The office of Narcotics Control Board (ONCB) has issued an alert about so-called "virginity-loss" pills.
Such pills, which are now widely advertised on the Internet, are very likely to contain the tranquiliser alprazolam and are sold overseas under the brand name Xanax. "The number of reported crimes involving such drugs has been rising," said ONCB secretary-general Niyom Termsrisuk.
These psychoactive drugs have sedative, hypnotic, anxiety-reducing, anti-convulsant, muscle-relaxant and amnesic side effects. They are therefore usually prescribed to patients suffering from alcohol dependence, seizures, anxiety disorders, panic, agitation and insomnia.
However, when they are abused, they can be very dangerous to women. Victims of sex crimes, for example, will hardly remember anything if they are inadvertently fed such drugs and violated. Indeed, the sellers of such drugs wilfully promote them as "virginity loss" pills and thus attract buyers who have bad intentions. "Drugged victims are often sexually abused or robbed," said Niyom, who pointed out that alprazolam was classed as a prescription drug and could not be sold over the counter at pharmacies.

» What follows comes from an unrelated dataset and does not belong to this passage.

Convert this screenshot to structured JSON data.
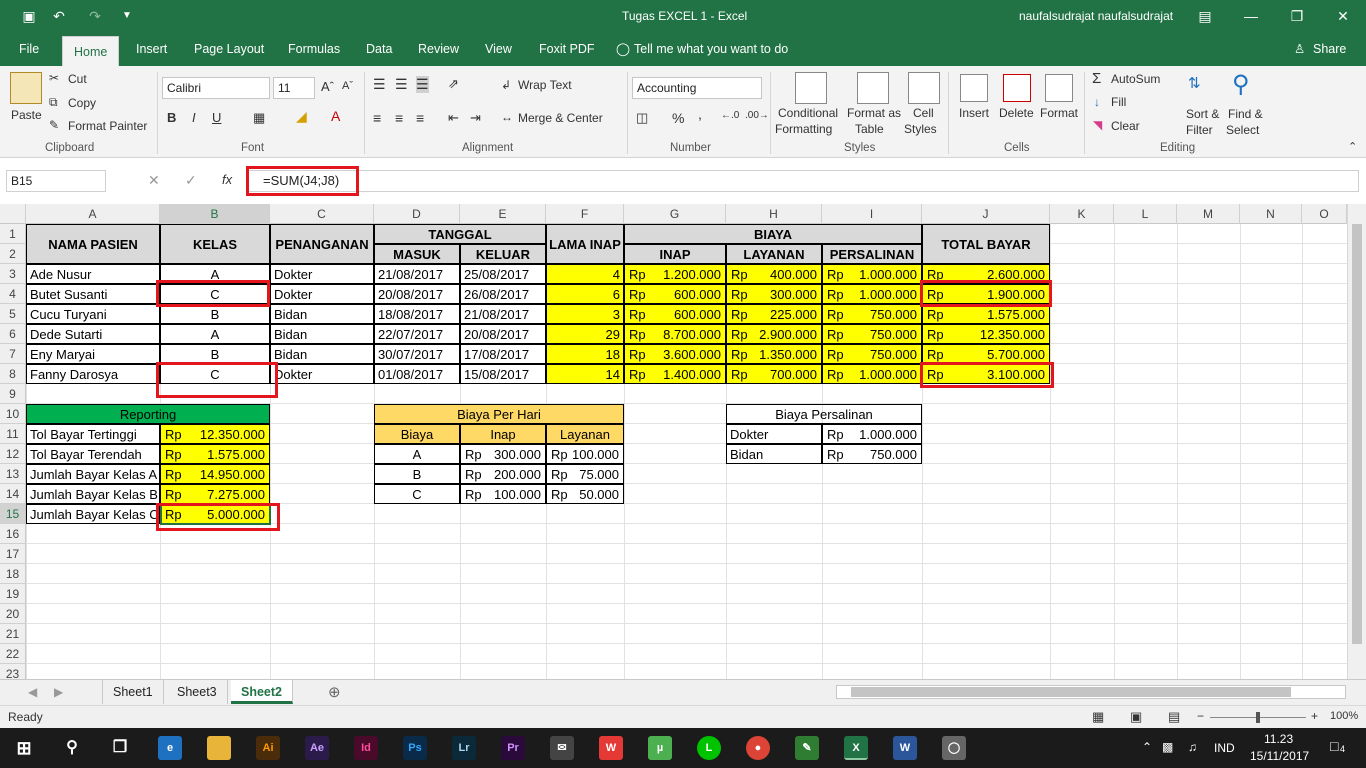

Thai law, moreover, has prescribed harsh punishments for those who commit offences related to it.
An unlicensed importer, manufacturer or exporter of alprazolam faces a prison term of between five and 20 years and a fine of between Bt500,000 and Bt2 million, while an illegal seller faces a term of seven to 20 years and a fine of Bt700,000 (S$29,208) to Bt2 million.
A person found to be in illegal possession of the drug is also liable to a jail term of between one and five years and/or a fine of Bt20,000 to Bt100,000; for an abuser, the maximum sentence is three years and/or a maximum fine of Bt60,000.
Nevertheless the drug has still apparently leaked into Thai society and led to criminal offences being committed. ONCB has therefore asked police to closely monitor entertainment venues so as to prevent any of their customers from abusing it. Niyom has also urged parents and teachers to keep watch of their children or students to make sure they aren't led astray. In a related development the Consumer Protection Police Division has taken action against a person advertising "virginity-loss pills" on social media.
Pol Colonel Chanannat Sarnthawanpaet, a superintendent at the division, said yesterday that Kanyamon Sathianram, a woman living in Nakhon Ratchasima province, had been arrested in connection with the Facebook page.
Found in her possession were several drugs that claimed to boost sex drive and products advertised as "virginity-loss pills".
"The pills so far are in fact made of chlorine," Chanannat said. Kanyamon has been charged with selling modern medicines without permission and selling so-called medicine items that were not listed as drugs. If convicted of both charges, she could be jailed for up to eight years and/or also be fined.